Gold therefore becomes more than a resource, It becomes a mobility economy. Whoever controls circulation increasingly controls the gold trade. And whoever controls the gold trade gains financial autonomy capable of sustaining long-term insurgency. This has fundamentally transformed conflict across the Sahel. Earlier militant movements often depended heavily on external sponsors or ideological funding networks. Modern insurgencies increasingly finance themselves internally through territorial economic systems tied to gold, trafficking, fuel smuggling, livestock taxation, and cross-border commerce.

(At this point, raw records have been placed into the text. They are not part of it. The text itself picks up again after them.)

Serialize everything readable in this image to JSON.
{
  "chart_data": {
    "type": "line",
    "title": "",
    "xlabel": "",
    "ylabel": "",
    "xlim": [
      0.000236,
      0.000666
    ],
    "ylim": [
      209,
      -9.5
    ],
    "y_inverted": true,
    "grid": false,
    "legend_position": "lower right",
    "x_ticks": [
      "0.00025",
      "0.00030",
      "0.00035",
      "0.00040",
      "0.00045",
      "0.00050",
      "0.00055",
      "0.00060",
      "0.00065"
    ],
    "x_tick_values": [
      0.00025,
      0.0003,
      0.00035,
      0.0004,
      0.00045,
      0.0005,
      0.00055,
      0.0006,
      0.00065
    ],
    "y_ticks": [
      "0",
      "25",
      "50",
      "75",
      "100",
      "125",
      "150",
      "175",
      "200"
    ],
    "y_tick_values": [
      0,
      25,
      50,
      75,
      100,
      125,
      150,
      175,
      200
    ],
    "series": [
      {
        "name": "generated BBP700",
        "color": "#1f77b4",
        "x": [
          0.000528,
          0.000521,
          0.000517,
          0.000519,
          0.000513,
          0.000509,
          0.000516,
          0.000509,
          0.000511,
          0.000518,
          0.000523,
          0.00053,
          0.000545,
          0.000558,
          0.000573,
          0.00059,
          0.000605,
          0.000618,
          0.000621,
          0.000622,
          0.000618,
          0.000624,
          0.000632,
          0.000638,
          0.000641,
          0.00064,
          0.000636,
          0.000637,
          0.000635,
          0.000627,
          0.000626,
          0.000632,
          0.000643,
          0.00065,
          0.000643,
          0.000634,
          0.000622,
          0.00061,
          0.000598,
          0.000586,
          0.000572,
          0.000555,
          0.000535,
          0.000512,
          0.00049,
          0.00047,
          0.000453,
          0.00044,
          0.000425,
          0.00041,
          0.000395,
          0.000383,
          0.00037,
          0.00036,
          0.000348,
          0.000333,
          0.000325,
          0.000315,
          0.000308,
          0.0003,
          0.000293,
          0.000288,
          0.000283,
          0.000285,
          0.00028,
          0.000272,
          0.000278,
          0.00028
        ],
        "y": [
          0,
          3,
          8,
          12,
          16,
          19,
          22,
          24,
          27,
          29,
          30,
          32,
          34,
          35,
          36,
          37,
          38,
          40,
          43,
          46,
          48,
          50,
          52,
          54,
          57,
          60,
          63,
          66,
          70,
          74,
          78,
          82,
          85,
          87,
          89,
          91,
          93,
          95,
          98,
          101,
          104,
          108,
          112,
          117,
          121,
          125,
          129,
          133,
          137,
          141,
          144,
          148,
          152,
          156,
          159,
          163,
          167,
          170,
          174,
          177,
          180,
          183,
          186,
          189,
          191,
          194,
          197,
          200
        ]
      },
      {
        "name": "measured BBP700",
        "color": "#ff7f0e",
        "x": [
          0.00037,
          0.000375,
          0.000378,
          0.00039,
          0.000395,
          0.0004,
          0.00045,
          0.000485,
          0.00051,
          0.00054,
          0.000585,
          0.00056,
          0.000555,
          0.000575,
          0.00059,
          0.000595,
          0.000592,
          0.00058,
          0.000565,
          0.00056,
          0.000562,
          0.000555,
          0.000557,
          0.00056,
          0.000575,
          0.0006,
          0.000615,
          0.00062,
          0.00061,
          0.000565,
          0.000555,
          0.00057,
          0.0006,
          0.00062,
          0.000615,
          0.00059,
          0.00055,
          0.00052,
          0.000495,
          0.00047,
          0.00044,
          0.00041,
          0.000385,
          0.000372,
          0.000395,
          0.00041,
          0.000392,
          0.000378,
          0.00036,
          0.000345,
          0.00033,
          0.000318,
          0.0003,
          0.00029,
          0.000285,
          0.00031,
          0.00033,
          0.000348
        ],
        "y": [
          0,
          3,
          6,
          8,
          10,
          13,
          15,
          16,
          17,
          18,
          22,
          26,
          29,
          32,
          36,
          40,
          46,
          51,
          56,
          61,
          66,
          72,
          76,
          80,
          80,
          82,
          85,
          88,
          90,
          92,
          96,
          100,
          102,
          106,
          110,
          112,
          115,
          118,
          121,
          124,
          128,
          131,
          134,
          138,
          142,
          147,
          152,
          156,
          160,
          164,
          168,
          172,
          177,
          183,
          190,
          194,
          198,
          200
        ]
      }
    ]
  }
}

Conflict now reproduces itself economically. Insecurity weakens governance. Weak governance expands informal economies. Informal economies finance insurgencies. Insurgencies deepen insecurity further. The cycle continuously reinforces itself across borders. The Sahara itself became infrastructure. Smuggling routes stretching through Fezzan connected insurgent economies across multiple countries simultaneously. Armed groups operating in Mali and Niger increasingly interacted with wider Saharan circulation systems tied to Libya’s fragmentation.
The Sahel’s crises have fused into a single transnational ecosystem where broken borderlands serve as vital areas for insurgent movement, driven by regional fragility and global proxy rivalries. A central issue sustains this: insurgencies survive not just because states are weak, but because heavy-handed state violence drives local legitimacy straight to groups like JNIM. By exploiting local grievances like ethnic tensions, corruption, and farmer-herder conflicts militants embed themselves as pragmatic power brokers and alternative providers of order.
As communities rely on insurgent-run roads and markets, state authority evaporates, rendering purely military campaigns useless; operations might eliminate commanders, but fighters simply reroute because the underlying network of mobility remains intact. This strategic agility is now driving an expansion toward coastal West Africa and the Horn of Africa, threatening to reshape the continent’s security landscape by locking down lucrative trafficking routes, pressuring major economies, and plugging the Sahelian insurgency directly into global maritime trade networks.
States in the Sahel still maintain formal recognition, capitals, and institutions, but much of the periphery is increasingly shaped by overlapping systems of authority involving insurgents, militias, and informal economic actors. Power on the ground is no longer defined by territorial control but by the ability to manage circulation across vast spaces, including people, goods, and illicit trade routes. While international and regional responses continue to prioritize military and counterterrorism approaches, the real strategic center of gravity has shifted toward mobility and economic networks. This has created hybrid governance landscapes where state authority competes with or adapts to non-state actors beyond capital cities. Long-term stability will depend on whether governance models can evolve to regulate these flows rather than focusing only on territorial security.